Donald Trump conseguiu convencer trabalhadores frustrados com a queda do poder de compra diante da inflação que ele era o candidato certo para trazer o país de volta à prosperidade. Também reforçou valores conservadores da família, prometeu controle da imigração e segurança pública. Venceu; voltará à Casa Branca com os Estados Unidos inclinado à direita.
Brasil e EUA são muito diferentes, mas a angústia de trabalhadores com futuro de bolso vazio no fim do mês está acima das nacionalidades e ideologias. A economia americana se recuperou com Joe Biden, assim como sob a presidência de Lula o Brasil está crescendo e o desemprego foi derrubado. No entanto, Biden foi derrotado. Ainda faltam dois anos para as eleições brasileiras, mas algumas dificuldades já estão claras para Lula, caso ele realmente dispute a reeleição. Pesquisa Quaest de outubro revelou que 58% dos eleitores acham que ele não deveria se candidatar novamente. E o Datafolha, também no mês passado, mostrou que só um em quatro brasileiros (26%) acha que a situação econômica melhorou. Para 41%, a sensação é de piora.
Esse sentimento pessimista é costumeiro na metade dos governos, mas Lula o enfrenta num momento complexo.

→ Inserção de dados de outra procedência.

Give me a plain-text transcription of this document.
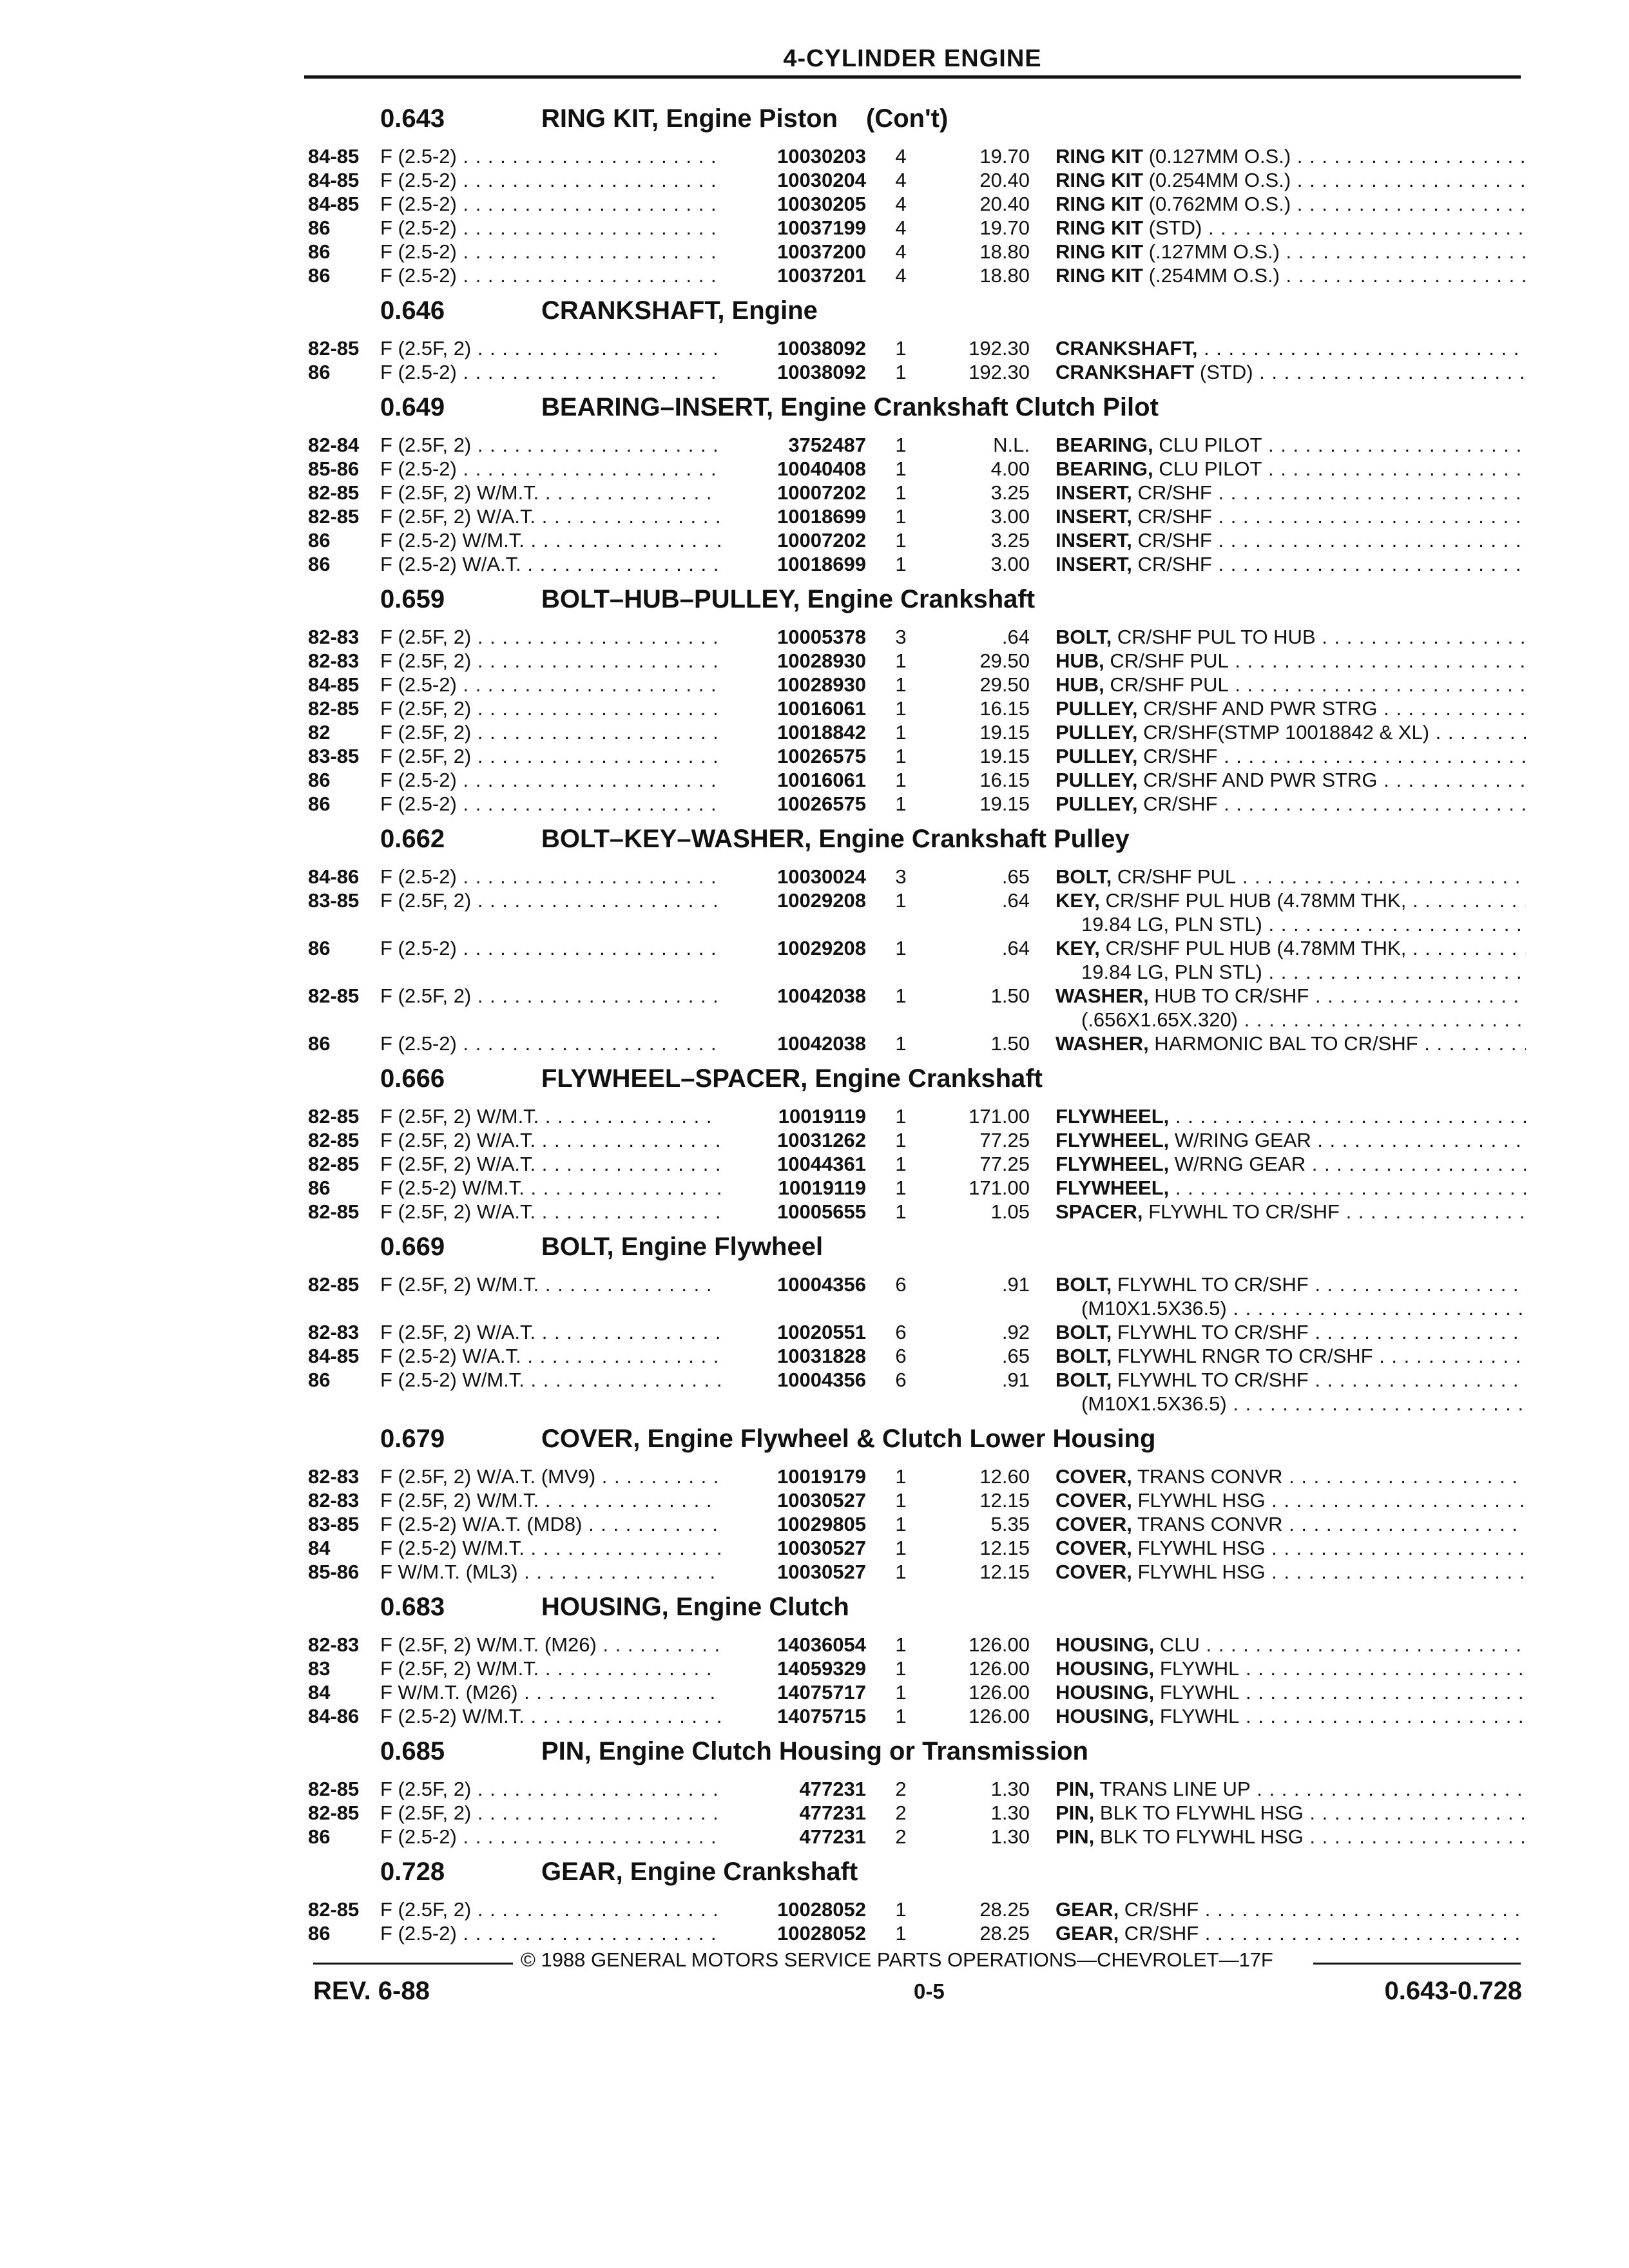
4-CYLINDER ENGINE
0.643	RING KIT, Engine Piston (Con't)
84-85	F (2.5-2) . . .	10030203	4	19.70 RING KIT (0.127MM O.S.) . . .
84-85	F (2.5-2) . . .	10030204	4	20.40 RING KIT (0.254MM O.S.) . . .
84-85	F (2.5-2) . . .	10030205	4	20.40 RING KIT (0.762MM O.S.) . . .
86	F (2.5-2) . . .	10037199	4	19.70 RING KIT (STD) . . .
86	F (2.5-2) . . .	10037200	4	18.80 RING KIT (.127MM O.S.) . . .
86	F (2.5-2) . . .	10037201	4	18.80 RING KIT (.254MM O.S.) . . .
0.646	CRANKSHAFT, Engine
82-85	F (2.5F, 2) . . .	10038092	1	192.30 CRANKSHAFT, . . .
86	F (2.5-2) . . .	10038092	1	192.30 CRANKSHAFT (STD) . . .
0.649	BEARING–INSERT, Engine Crankshaft Clutch Pilot
82-84	F (2.5F, 2) . . .	3752487	1	N.L. BEARING, CLU PILOT . . .
85-86	F (2.5-2) . . .	10040408	1	4.00 BEARING, CLU PILOT . . .
82-85	F (2.5F, 2) W/M.T. . . .	10007202	1	3.25 INSERT, CR/SHF . . .
82-85	F (2.5F, 2) W/A.T. . . .	10018699	1	3.00 INSERT, CR/SHF . . .
86	F (2.5-2) W/M.T. . . .	10007202	1	3.25 INSERT, CR/SHF . . .
86	F (2.5-2) W/A.T. . . .	10018699	1	3.00 INSERT, CR/SHF . . .
0.659	BOLT–HUB–PULLEY, Engine Crankshaft
82-83	F (2.5F, 2) . . .	10005378	3	.64 BOLT, CR/SHF PUL TO HUB . . .
82-83	F (2.5F, 2) . . .	10028930	1	29.50 HUB, CR/SHF PUL . . .
84-85	F (2.5-2) . . .	10028930	1	29.50 HUB, CR/SHF PUL . . .
82-85	F (2.5F, 2) . . .	10016061	1	16.15 PULLEY, CR/SHF AND PWR STRG . . .
82	F (2.5F, 2) . . .	10018842	1	19.15 PULLEY, CR/SHF(STMP 10018842 & XL) . . .
83-85	F (2.5F, 2) . . .	10026575	1	19.15 PULLEY, CR/SHF . . .
86	F (2.5-2) . . .	10016061	1	16.15 PULLEY, CR/SHF AND PWR STRG . . .
86	F (2.5-2) . . .	10026575	1	19.15 PULLEY, CR/SHF . . .
0.662	BOLT–KEY–WASHER, Engine Crankshaft Pulley
84-86	F (2.5-2) . . .	10030024	3	.65 BOLT, CR/SHF PUL . . .
83-85	F (2.5F, 2) . . .	10029208	1	.64 KEY, CR/SHF PUL HUB (4.78MM THK, . . .
19.84 LG, PLN STL) . . .
86	F (2.5-2) . . .	10029208	1	.64 KEY, CR/SHF PUL HUB (4.78MM THK, . . .
19.84 LG, PLN STL) . . .
82-85	F (2.5F, 2) . . .	10042038	1	1.50 WASHER, HUB TO CR/SHF . . .
(.656X1.65X.320) . . .
86	F (2.5-2) . . .	10042038	1	1.50 WASHER, HARMONIC BAL TO CR/SHF . . .
0.666	FLYWHEEL–SPACER, Engine Crankshaft
82-85	F (2.5F, 2) W/M.T. . . .	10019119	1	171.00 FLYWHEEL, . . .
82-85	F (2.5F, 2) W/A.T. . . .	10031262	1	77.25 FLYWHEEL, W/RING GEAR . . .
82-85	F (2.5F, 2) W/A.T. . . .	10044361	1	77.25 FLYWHEEL, W/RNG GEAR . . .
86	F (2.5-2) W/M.T. . . .	10019119	1	171.00 FLYWHEEL, . . .
82-85	F (2.5F, 2) W/A.T. . . .	10005655	1	1.05 SPACER, FLYWHL TO CR/SHF . . .
0.669	BOLT, Engine Flywheel
82-85	F (2.5F, 2) W/M.T. . . .	10004356	6	.91 BOLT, FLYWHL TO CR/SHF . . .
(M10X1.5X36.5) . . .
82-83	F (2.5F, 2) W/A.T. . . .	10020551	6	.92 BOLT, FLYWHL TO CR/SHF . . .
84-85	F (2.5-2) W/A.T. . . .	10031828	6	.65 BOLT, FLYWHL RNGR TO CR/SHF . . .
86	F (2.5-2) W/M.T. . . .	10004356	6	.91 BOLT, FLYWHL TO CR/SHF . . .
(M10X1.5X36.5) . . .
0.679	COVER, Engine Flywheel & Clutch Lower Housing
82-83	F (2.5F, 2) W/A.T. (MV9) . . .	10019179	1	12.60 COVER, TRANS CONVR . . .
82-83	F (2.5F, 2) W/M.T. . . .	10030527	1	12.15 COVER, FLYWHL HSG . . .
83-85	F (2.5-2) W/A.T. (MD8) . . .	10029805	1	5.35 COVER, TRANS CONVR . . .
84	F (2.5-2) W/M.T. . . .	10030527	1	12.15 COVER, FLYWHL HSG . . .
85-86	F W/M.T. (ML3) . . .	10030527	1	12.15 COVER, FLYWHL HSG . . .
0.683	HOUSING, Engine Clutch
82-83	F (2.5F, 2) W/M.T. (M26) . . .	14036054	1	126.00 HOUSING, CLU . . .
83	F (2.5F, 2) W/M.T. . . .	14059329	1	126.00 HOUSING, FLYWHL . . .
84	F W/M.T. (M26) . . .	14075717	1	126.00 HOUSING, FLYWHL . . .
84-86	F (2.5-2) W/M.T. . . .	14075715	1	126.00 HOUSING, FLYWHL . . .
0.685	PIN, Engine Clutch Housing or Transmission
82-85	F (2.5F, 2) . . .	477231	2	1.30 PIN, TRANS LINE UP . . .
82-85	F (2.5F, 2) . . .	477231	2	1.30 PIN, BLK TO FLYWHL HSG . . .
86	F (2.5-2) . . .	477231	2	1.30 PIN, BLK TO FLYWHL HSG . . .
0.728	GEAR, Engine Crankshaft
82-85	F (2.5F, 2) . . .	10028052	1	28.25 GEAR, CR/SHF . . .
86	F (2.5-2) . . .	10028052	1	28.25 GEAR, CR/SHF . . .
© 1988 GENERAL MOTORS SERVICE PARTS OPERATIONS—CHEVROLET—17F
REV. 6-88	0-5	0.643-0.728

Além de precisar fazer um forte ajuste fiscal que pode abalar sua popularidade, com cortes em programas sociais, ainda não conseguiu oferecer alternativas a esse trabalhador desiludido ou à grande massa que vive na informalidade e sonha com um pequeno negócio para mudar de vida, seduzida por promessas de riqueza individual — um discurso extraído do púlpito televisivo da teologia da prosperidade e assumido pela extrema-direita .
Esse desafio ficou claro na eleição paulistana, no desempenho de Pablo Marçal e na derrota de Guilherme Boulos para o prefeito Ricardo Nunes. A pregação antissistema e a valorização do sucesso individual conquistaram o eleitorado.
Na campanha eleitoral, Lula defendia que o trabalho dos entregadores de mercadorias e motoristas de aplicativos deveria ser enquadrado na CLT. Teve de se render aos fatos e propor ao Congresso regras de previdência, apenas. Mas os supostos beneficiários são céticos em relação a governos, não querem saber de patrão nem de qualquer imposição, mesmo que se trate de garantias estatais para a aposentadoria. Como o governo não produziu uma alternativa, e os parlamentares não pretendem se indispor com esses eleitores — mais de dois milhões — , o projeto de lei para regulamentar a atividade está parado no Congresso desde março.
Aos poucos, o presidente foi adaptando a retórica à realidade, e o apoio ao pequeno e microempreendedor das periferias ganhou algum espaço no governo, com o programa de crédito Acredita. “Meu mundo é um mundo de fábrica, assim como o mundo do ministro Marinho (Luiz, do Trabalho). Liguei para ele e disse que é importante a gente saber que tem uma parte da sociedade que não quer ter carteira assinada, quer ter o próprio negócio. É preciso que a gente aprenda que mundo mudou, o mundo dos negócios no Brasil mudou”, afirmou Lula.
O discurso é tardio e ainda não parece convicto. Para chegar a 2026 com poder de convencimento, será preciso mais. A direita encontrou o tom que agradou o trabalhador. O coro da esquerda ainda soa desafinado.